Cajeta (Mexican caramel) tastes unlike any other caramel. This decadent and rick tasting caramel is indeed distinguishable because it’s made with goat’s milk and not cow’s milk. When I was a little girl I was at a friend’s house and she brought out a jar filled with this beautifully colored caramel and the image of a goat on the jar. As a kid I thought that was odd, a goat on a jar, but didn’t ask why. I distinctly remember sitting in her kitchen and eating Ritz cracker and cajeta sandwiches, one right after another. That was the first time I tasted cajeta and I loved it.
Fast forward several years later where I now live in Germany listening to my neighbor’s goat’s bahhhh in the distance and then I remembered the jar with the goat on it and of course my unforgettable first memory of cajeta. I’d read since then that one can make cajeta with fresh goat’s milk and that’s when it dawned on me that I should try and make some of my own. Is it possible? I asked myself. Not having a recipe in my repertoire I quickly googled cajeta and discovered all sorts of sites by, Homesick Texan, Rick Bayless, and A Chica Bakes claiming that it is indeed possible. I rushed over to Maggie the goat farmer who also owns the local neighborhood German restaurant Husarenhof and purchased some goat’s milk from her.
After about three attempts at different recipes I finally came up with a recipe that works for us.

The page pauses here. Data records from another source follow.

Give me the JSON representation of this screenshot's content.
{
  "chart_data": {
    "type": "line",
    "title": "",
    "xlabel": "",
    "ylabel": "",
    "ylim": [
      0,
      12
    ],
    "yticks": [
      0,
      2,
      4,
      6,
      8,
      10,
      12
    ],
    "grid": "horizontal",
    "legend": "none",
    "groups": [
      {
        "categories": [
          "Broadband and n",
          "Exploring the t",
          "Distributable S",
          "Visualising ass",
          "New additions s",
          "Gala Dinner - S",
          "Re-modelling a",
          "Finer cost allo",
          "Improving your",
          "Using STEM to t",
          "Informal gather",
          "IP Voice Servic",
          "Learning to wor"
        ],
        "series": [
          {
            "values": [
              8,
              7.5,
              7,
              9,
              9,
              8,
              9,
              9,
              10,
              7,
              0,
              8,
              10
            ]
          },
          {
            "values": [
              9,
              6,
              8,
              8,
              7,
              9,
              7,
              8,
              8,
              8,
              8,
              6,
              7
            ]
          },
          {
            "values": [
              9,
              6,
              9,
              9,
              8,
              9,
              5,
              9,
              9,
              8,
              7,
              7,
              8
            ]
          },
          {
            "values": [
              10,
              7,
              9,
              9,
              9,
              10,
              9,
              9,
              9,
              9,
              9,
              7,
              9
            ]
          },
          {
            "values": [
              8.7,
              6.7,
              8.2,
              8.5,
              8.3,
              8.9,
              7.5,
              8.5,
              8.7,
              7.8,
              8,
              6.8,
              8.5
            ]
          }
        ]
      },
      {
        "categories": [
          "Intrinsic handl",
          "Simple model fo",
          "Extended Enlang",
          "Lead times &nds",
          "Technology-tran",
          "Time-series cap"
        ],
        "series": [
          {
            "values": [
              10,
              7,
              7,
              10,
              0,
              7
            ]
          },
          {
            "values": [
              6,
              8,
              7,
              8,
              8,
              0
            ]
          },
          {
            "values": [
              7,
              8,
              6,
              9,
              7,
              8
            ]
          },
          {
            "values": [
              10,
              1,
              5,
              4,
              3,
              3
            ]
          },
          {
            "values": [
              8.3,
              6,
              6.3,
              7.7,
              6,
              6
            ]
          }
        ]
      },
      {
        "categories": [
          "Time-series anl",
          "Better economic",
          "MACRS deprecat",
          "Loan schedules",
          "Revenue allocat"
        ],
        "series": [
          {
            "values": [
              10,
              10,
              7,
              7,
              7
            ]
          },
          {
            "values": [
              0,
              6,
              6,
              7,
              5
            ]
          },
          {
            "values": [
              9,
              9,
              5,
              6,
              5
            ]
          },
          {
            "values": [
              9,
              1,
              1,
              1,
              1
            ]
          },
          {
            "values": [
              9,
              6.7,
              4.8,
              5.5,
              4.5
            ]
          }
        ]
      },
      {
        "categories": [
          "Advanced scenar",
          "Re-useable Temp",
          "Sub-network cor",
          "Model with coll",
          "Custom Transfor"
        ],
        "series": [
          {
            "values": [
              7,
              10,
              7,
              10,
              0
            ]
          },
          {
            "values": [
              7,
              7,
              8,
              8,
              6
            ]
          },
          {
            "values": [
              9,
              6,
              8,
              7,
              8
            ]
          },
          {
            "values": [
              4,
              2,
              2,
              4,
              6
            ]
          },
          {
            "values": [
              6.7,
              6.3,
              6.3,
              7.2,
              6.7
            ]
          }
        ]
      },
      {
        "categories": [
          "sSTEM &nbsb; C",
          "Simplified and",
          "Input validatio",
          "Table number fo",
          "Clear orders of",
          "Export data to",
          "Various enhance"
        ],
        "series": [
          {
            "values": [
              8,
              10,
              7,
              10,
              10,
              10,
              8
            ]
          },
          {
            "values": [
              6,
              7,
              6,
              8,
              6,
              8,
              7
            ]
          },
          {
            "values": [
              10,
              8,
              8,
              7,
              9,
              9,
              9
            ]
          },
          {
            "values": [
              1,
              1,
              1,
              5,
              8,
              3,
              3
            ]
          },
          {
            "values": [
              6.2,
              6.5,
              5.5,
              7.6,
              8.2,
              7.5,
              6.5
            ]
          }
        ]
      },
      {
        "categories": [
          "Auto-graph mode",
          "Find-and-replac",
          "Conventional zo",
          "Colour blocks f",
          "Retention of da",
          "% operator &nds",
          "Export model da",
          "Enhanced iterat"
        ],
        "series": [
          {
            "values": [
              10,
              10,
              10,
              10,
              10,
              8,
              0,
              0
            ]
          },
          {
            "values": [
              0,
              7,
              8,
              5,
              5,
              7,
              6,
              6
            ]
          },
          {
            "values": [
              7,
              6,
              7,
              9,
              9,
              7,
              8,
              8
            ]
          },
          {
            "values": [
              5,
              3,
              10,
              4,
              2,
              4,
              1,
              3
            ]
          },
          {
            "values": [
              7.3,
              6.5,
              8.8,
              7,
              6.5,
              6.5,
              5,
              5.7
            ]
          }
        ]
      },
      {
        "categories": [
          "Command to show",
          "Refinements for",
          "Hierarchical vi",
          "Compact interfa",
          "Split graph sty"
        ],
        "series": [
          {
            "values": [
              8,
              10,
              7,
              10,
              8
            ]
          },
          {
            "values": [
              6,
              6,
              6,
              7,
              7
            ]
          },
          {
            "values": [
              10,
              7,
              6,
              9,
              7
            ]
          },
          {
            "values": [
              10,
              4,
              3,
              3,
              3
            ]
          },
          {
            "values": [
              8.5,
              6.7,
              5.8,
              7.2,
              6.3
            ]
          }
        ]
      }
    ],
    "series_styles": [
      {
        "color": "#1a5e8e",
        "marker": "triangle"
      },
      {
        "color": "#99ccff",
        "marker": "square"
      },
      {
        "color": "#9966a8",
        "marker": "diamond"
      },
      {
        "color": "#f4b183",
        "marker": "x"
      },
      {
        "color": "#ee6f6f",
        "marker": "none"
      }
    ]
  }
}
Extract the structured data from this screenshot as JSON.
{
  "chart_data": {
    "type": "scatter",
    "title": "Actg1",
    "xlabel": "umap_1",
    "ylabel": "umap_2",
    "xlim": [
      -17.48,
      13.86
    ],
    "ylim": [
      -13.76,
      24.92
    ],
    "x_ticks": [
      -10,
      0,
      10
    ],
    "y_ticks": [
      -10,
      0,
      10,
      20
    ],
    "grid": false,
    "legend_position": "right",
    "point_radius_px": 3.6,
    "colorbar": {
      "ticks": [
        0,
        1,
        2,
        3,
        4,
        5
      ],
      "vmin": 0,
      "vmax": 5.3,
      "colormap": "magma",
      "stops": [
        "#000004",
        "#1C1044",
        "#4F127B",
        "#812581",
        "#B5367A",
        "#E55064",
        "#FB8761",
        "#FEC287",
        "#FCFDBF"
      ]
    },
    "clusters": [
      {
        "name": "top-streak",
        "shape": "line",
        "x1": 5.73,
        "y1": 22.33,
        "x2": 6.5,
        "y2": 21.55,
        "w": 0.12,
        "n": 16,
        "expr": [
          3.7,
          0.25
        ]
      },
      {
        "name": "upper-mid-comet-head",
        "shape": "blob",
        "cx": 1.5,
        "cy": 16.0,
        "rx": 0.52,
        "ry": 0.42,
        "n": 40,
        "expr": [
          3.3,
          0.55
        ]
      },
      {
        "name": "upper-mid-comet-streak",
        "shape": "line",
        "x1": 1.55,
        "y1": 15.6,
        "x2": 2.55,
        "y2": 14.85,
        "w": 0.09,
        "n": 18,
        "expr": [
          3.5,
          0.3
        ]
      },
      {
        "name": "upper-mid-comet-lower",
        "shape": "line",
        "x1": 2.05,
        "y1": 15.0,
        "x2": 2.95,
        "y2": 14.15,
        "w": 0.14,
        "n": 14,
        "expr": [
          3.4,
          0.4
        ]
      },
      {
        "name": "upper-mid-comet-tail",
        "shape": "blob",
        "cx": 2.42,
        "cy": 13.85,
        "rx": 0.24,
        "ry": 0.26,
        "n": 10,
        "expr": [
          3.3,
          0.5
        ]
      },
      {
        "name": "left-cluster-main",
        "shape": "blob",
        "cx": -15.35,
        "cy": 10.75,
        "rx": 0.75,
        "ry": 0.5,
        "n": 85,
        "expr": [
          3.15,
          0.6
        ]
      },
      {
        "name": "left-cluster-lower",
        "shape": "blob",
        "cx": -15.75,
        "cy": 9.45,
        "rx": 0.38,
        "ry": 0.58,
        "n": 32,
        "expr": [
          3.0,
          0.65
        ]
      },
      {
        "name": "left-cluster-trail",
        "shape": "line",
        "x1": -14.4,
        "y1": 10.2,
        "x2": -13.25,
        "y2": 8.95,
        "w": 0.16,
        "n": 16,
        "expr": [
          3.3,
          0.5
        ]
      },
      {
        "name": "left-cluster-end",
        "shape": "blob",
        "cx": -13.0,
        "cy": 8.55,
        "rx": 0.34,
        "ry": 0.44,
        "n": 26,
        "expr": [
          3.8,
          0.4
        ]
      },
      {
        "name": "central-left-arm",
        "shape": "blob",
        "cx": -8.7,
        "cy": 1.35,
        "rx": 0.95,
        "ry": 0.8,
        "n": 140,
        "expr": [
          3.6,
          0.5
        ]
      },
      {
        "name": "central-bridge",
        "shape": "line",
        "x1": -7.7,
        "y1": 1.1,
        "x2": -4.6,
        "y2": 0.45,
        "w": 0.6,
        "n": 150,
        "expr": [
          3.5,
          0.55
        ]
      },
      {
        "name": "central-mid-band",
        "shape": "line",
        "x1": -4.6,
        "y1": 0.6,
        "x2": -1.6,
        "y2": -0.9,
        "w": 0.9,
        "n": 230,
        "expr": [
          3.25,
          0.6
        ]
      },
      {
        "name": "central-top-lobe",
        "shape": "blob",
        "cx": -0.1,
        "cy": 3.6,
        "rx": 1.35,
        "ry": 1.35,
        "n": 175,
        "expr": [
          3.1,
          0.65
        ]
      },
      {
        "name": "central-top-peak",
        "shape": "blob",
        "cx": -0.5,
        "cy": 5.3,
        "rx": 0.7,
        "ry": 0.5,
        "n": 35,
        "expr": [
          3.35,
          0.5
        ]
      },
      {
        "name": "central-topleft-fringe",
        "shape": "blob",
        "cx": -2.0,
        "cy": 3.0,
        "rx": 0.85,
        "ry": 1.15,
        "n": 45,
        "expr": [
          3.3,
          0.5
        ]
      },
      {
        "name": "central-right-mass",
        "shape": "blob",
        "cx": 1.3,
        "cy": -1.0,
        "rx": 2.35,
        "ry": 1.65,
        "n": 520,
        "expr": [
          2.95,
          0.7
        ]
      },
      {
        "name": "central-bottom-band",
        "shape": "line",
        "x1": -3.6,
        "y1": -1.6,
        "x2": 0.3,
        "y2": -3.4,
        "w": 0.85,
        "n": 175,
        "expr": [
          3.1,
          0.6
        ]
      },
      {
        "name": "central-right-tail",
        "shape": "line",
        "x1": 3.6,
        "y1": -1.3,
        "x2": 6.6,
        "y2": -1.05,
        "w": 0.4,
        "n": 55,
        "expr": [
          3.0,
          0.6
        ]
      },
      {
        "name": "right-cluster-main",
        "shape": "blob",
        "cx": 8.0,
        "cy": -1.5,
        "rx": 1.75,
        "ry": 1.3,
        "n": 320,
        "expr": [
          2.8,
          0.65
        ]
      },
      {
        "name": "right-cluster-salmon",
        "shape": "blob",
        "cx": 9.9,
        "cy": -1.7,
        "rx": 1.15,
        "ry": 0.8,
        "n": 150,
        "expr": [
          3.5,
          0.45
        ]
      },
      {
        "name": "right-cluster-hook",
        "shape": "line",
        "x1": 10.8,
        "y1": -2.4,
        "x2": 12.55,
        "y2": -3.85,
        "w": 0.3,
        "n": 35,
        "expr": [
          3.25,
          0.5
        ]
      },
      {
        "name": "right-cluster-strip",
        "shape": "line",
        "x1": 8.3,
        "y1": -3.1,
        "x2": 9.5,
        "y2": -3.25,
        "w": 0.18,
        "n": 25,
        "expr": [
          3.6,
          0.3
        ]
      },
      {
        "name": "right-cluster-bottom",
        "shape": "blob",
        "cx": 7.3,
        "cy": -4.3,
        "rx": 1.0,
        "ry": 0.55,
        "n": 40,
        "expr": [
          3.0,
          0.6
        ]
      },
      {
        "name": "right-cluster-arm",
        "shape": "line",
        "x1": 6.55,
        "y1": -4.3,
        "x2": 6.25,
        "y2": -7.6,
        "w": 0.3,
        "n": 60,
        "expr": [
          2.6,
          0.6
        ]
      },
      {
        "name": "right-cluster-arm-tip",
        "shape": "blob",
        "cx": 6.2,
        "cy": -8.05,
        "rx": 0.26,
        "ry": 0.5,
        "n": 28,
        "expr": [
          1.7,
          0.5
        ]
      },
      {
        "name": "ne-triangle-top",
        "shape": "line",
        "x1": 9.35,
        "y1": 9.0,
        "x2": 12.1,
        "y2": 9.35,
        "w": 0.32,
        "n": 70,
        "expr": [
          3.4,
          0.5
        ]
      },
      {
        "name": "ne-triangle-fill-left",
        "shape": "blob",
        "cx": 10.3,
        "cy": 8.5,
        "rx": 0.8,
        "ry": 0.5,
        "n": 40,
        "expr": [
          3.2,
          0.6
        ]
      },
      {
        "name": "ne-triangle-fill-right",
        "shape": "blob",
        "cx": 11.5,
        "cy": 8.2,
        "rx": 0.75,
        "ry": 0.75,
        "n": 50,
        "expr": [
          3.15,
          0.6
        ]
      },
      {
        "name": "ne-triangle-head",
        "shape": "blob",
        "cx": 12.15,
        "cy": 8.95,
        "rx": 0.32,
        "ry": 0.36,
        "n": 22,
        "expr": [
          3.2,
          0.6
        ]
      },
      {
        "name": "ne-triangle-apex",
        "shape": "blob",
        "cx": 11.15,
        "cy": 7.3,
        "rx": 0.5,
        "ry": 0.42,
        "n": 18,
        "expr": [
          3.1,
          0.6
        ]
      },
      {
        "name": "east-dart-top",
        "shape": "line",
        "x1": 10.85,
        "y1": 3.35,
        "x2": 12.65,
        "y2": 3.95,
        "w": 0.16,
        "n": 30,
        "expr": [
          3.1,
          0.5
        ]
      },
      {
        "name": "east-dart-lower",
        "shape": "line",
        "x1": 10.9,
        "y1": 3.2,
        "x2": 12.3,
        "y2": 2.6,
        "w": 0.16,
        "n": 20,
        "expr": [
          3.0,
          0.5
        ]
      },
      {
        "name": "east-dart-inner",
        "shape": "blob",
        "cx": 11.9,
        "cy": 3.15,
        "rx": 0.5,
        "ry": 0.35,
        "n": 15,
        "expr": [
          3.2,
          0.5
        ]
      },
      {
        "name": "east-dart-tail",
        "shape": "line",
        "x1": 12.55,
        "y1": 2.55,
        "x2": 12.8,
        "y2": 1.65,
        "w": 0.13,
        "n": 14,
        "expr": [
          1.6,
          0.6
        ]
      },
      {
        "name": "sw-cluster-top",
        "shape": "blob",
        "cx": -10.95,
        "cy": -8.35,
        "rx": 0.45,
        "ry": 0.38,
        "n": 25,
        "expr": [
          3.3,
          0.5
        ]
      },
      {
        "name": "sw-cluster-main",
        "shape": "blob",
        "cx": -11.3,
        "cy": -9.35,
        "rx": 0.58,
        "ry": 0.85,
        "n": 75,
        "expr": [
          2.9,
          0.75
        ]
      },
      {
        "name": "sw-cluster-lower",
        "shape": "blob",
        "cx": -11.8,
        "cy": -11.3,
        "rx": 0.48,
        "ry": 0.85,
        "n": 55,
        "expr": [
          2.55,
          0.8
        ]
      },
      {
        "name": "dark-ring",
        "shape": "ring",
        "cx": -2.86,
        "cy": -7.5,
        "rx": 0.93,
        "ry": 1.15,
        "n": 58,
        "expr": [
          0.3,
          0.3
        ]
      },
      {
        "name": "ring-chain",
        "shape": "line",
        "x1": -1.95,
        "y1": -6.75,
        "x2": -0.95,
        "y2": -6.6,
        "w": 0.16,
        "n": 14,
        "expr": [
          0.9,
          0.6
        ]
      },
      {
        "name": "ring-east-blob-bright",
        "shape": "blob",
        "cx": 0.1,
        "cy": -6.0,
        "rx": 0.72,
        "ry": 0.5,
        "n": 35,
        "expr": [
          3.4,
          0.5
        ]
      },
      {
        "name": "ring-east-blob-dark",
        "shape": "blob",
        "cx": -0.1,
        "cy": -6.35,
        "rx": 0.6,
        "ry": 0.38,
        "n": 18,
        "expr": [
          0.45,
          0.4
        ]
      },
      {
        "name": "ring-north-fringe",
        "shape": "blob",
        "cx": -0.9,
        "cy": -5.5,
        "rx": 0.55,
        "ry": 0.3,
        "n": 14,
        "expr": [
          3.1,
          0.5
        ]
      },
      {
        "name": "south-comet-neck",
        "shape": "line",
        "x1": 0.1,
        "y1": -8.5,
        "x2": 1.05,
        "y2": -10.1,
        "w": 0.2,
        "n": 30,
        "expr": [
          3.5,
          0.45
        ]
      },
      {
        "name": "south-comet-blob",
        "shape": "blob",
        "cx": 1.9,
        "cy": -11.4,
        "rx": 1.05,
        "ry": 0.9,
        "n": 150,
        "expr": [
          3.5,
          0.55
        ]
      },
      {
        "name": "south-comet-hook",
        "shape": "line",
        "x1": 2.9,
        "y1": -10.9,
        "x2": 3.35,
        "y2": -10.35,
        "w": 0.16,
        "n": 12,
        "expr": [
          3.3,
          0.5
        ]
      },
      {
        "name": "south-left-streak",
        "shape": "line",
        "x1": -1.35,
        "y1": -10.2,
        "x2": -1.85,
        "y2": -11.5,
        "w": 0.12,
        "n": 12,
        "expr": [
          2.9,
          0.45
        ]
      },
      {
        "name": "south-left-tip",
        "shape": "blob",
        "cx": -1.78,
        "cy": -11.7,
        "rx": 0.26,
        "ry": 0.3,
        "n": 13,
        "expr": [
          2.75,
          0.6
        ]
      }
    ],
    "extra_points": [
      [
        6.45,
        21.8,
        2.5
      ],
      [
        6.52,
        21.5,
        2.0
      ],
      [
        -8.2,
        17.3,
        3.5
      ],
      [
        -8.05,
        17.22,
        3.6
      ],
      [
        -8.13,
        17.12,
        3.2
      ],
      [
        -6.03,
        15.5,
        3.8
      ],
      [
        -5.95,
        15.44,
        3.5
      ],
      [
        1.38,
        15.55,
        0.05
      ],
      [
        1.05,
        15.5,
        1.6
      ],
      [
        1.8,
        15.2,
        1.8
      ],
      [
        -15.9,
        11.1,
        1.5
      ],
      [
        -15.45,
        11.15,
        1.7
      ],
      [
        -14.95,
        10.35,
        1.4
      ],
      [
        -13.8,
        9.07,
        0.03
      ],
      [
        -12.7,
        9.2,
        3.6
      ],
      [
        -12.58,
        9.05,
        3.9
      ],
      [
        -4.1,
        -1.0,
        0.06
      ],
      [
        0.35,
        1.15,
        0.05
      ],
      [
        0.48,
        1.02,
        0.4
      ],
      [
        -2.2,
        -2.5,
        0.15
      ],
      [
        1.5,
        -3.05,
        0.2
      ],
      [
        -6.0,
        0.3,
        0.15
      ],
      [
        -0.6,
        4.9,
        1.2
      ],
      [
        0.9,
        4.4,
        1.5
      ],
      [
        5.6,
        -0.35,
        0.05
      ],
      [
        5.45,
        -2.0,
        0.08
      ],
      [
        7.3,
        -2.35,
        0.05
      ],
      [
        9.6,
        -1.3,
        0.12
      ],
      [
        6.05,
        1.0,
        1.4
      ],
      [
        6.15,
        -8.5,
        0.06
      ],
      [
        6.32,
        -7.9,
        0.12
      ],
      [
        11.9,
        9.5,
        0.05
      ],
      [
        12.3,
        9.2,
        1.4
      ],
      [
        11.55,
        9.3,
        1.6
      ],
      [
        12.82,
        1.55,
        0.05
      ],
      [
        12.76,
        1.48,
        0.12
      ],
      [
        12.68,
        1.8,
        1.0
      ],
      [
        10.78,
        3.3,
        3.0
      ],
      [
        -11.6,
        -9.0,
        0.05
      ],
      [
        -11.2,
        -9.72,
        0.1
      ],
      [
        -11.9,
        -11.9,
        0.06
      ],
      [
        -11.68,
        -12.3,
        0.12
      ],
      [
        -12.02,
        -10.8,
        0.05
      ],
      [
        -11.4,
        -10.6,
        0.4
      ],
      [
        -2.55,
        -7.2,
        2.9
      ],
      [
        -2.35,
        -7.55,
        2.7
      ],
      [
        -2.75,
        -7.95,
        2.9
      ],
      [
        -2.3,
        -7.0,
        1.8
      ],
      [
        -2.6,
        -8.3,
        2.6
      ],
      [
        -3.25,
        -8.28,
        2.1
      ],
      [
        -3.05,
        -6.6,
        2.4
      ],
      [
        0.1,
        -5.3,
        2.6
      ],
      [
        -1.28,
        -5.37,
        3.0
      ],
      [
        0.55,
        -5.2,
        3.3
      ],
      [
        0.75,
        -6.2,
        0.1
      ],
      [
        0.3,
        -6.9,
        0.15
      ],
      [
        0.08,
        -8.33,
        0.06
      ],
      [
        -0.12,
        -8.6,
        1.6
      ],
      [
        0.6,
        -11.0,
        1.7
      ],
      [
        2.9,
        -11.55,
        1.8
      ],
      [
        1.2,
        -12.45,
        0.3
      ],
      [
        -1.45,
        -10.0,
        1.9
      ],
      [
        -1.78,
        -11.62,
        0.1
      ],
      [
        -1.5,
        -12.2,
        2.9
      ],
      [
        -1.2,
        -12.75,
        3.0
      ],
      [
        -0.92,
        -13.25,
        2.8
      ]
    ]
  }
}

I decided to cut open a vanilla bean and adding the tiny beans instead of using vanilla extract. Oh my, so worth the added effort. This recipe is not difficult just time consuming, be prepared to watch over your pot and stir the cajeta for about one hour. It keeps for about two weeks in the fridge if you can keep it that long. After making a batch I put it into a couple of mason jars and enjoy it over everything and with anything: ice cream, strawberries, crepes, and my favorite, by the spoonful. My kids love it with bananas, grilled peaches, and with vanilla wafers as mini sandwiches.
Last week I made a fresh batch and my hubby and I had some with fresh strawberries for breakfast, while the kids were still sleeping. It was our little quiet moment and we felt like little kids being very naughty. Oh the simple guilty pleasures.
How do you like your cajeta? We’d love for you to leave us a comment and let us know.
- 4 cups goat’s milk divided
- 1 cup granulated sugar
- ½ teaspoon baking soda
- 1 vanilla bean
- In a bowl whisk the baking soda and ¼ cup of goat’s milk and set aside and reserve.
- Place the remainder of the goat’s milk and sugar in a deep pan, over medium heat and stir until the sugar dissolves. Stir occasionally until the milk begins to bubble, about 15 minutes.
- Remove from the heat and add the reserved milk with the baking soda. Milk may bubble slightly just keep stirring. And then put back over medium heat.
- Cut open the vanilla bean and add to the pot including the pod and cook for about 30 to 45 minutes, stirring occasionally so the sugar does not stick to the pan.
- Once the caramel starts to thicken you need to watch closely, stirring almost constantly until desired consistency. You can now discard the pod.
- Once the back of the spoon is coated with cajeta and it sticks, the cajeta is ready. I like my cajeta a little thinner than normal, because it drizzles better. Once the cajeta sits in the refrigerator for awhile it may thicken slightly. I spoon out only what I plan to use into a ramekin and microwave for about 10 to 15 seconds.
- If your final cajeta becomes too thick add a few drops of water and stir to thin out.
- Note: Goat’s milk can be found at your local super market or specialty stores like Trader Joes or Whole Foods.